Guilds. He still found the idea strange. Back on Chung Kuo there had been no guilds. Organizations of workingmen had been banned and anyone who had tried to organize had been dealt with severely. But here, while they were still illegal—for the laws of Chung Kuo applied as much here as they did on the home planet—they did exist. It was another of those hangovers from Mars’s early history. The first settlers had formed guilds to preserve basic skills among the new colonists, and even after the two Colonial Wars those guilds, though driven underground, had survived. He walked on. It was almost half a li from one end of the hangar to the other, but he preferred to walk than to ride the shuttle, crammed in with a hundred other men. It had been hard, adjusting to this life. Harder still to fit in with the mindless chatter of his fellow workers. From early on he had got the reputation of being a loner, and he had embraced that, welcoming the space, the distance, it gave him from it all. As ever, he found himself thinking back, recalling, as if from a dream, those memories he had of visiting his father’s plants. Never once, in all those times, had he stepped down onto the workfloor.

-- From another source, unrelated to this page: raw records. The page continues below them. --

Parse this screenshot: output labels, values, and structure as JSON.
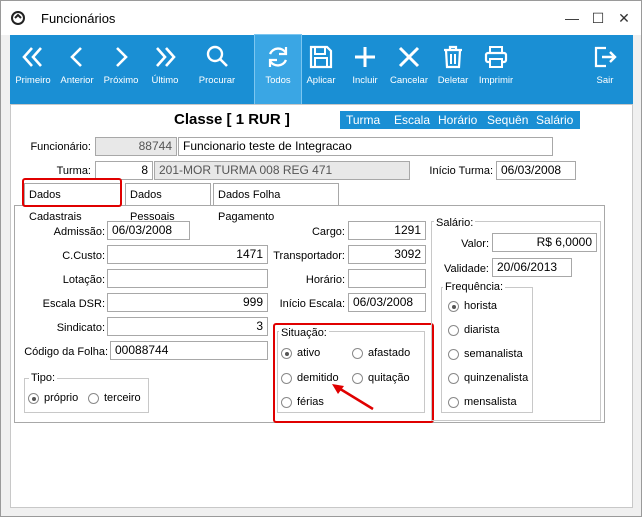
{
  "window": {
    "title": "Funcionários",
    "minimize": "—",
    "maximize": "☐",
    "close": "✕"
  },
  "toolbar": [
    {
      "name": "primeiro",
      "label": "Primeiro",
      "icon": "double-chevron-left-icon"
    },
    {
      "name": "anterior",
      "label": "Anterior",
      "icon": "chevron-left-icon"
    },
    {
      "name": "proximo",
      "label": "Próximo",
      "icon": "chevron-right-icon"
    },
    {
      "name": "ultimo",
      "label": "Último",
      "icon": "double-chevron-right-icon"
    },
    {
      "name": "procurar",
      "label": "Procurar",
      "icon": "search-icon"
    },
    {
      "name": "todos",
      "label": "Todos",
      "icon": "refresh-icon"
    },
    {
      "name": "aplicar",
      "label": "Aplicar",
      "icon": "save-icon"
    },
    {
      "name": "incluir",
      "label": "Incluir",
      "icon": "plus-icon"
    },
    {
      "name": "cancelar",
      "label": "Cancelar",
      "icon": "close-icon"
    },
    {
      "name": "deletar",
      "label": "Deletar",
      "icon": "trash-icon"
    },
    {
      "name": "imprimir",
      "label": "Imprimir",
      "icon": "printer-icon"
    },
    {
      "name": "sair",
      "label": "Sair",
      "icon": "exit-icon"
    }
  ],
  "header": {
    "classe": "Classe [ 1 RUR ]",
    "links": [
      "Turma",
      "Escala",
      "Horário",
      "Sequên",
      "Salário"
    ],
    "funcionario_label": "Funcionário:",
    "funcionario_code": "88744",
    "funcionario_name": "Funcionario teste de Integracao",
    "turma_label": "Turma:",
    "turma_code": "8",
    "turma_desc": "201-MOR TURMA 008 REG 471",
    "inicio_turma_label": "Início Turma:",
    "inicio_turma": "06/03/2008"
  },
  "tabs": [
    "Dados Cadastrais",
    "Dados Pessoais",
    "Dados Folha Pagamento"
  ],
  "form": {
    "admissao_label": "Admissão:",
    "admissao": "06/03/2008",
    "ccusto_label": "C.Custo:",
    "ccusto": "1471",
    "lotacao_label": "Lotação:",
    "lotacao": "",
    "escala_dsr_label": "Escala DSR:",
    "escala_dsr": "999",
    "sindicato_label": "Sindicato:",
    "sindicato": "3",
    "codigo_folha_label": "Código da Folha:",
    "codigo_folha": "00088744",
    "cargo_label": "Cargo:",
    "cargo": "1291",
    "transportador_label": "Transportador:",
    "transportador": "3092",
    "horario_label": "Horário:",
    "horario": "",
    "inicio_escala_label": "Início Escala:",
    "inicio_escala": "06/03/2008"
  },
  "tipo": {
    "title": "Tipo:",
    "options": [
      "próprio",
      "terceiro"
    ],
    "selected": "próprio"
  },
  "situacao": {
    "title": "Situação:",
    "options": [
      "ativo",
      "afastado",
      "demitido",
      "quitação",
      "férias"
    ],
    "selected": "ativo"
  },
  "salario": {
    "title": "Salário:",
    "valor_label": "Valor:",
    "valor": "R$ 6,0000",
    "validade_label": "Validade:",
    "validade": "20/06/2013"
  },
  "frequencia": {
    "title": "Frequência:",
    "options": [
      "horista",
      "diarista",
      "semanalista",
      "quinzenalista",
      "mensalista"
    ],
    "selected": "horista"
  },
  "colors": {
    "accent": "#1a8fd4",
    "highlight": "#e00000"
  }
}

Never once had he stopped to speak to one of those faceless millions his father had employed throughout Chung Kuo. GenSyn . . .

GenSyn had been a hundred times bigger than HoloGen, a thousand times more powerful, and it had all been his. He had only had to wait. But he had been greedy. Greedy and impatient. Like a child he had squandered his gift. Had let it fall through his fingers like dust. The thought made him smile beneath the mask. And what would he have done with it that he hadn’t done already? No, only by losing it had he come to recognize its value. If he had kept it he would never have seen its worth, nor would he have walked these narrow pathways, his eyes opened to the world. But was that always so? Did a man need to have lost all he loved before he could see what it was really worth to him? Or was it only he, Hans Ebert, who had needed to be taught that lesson?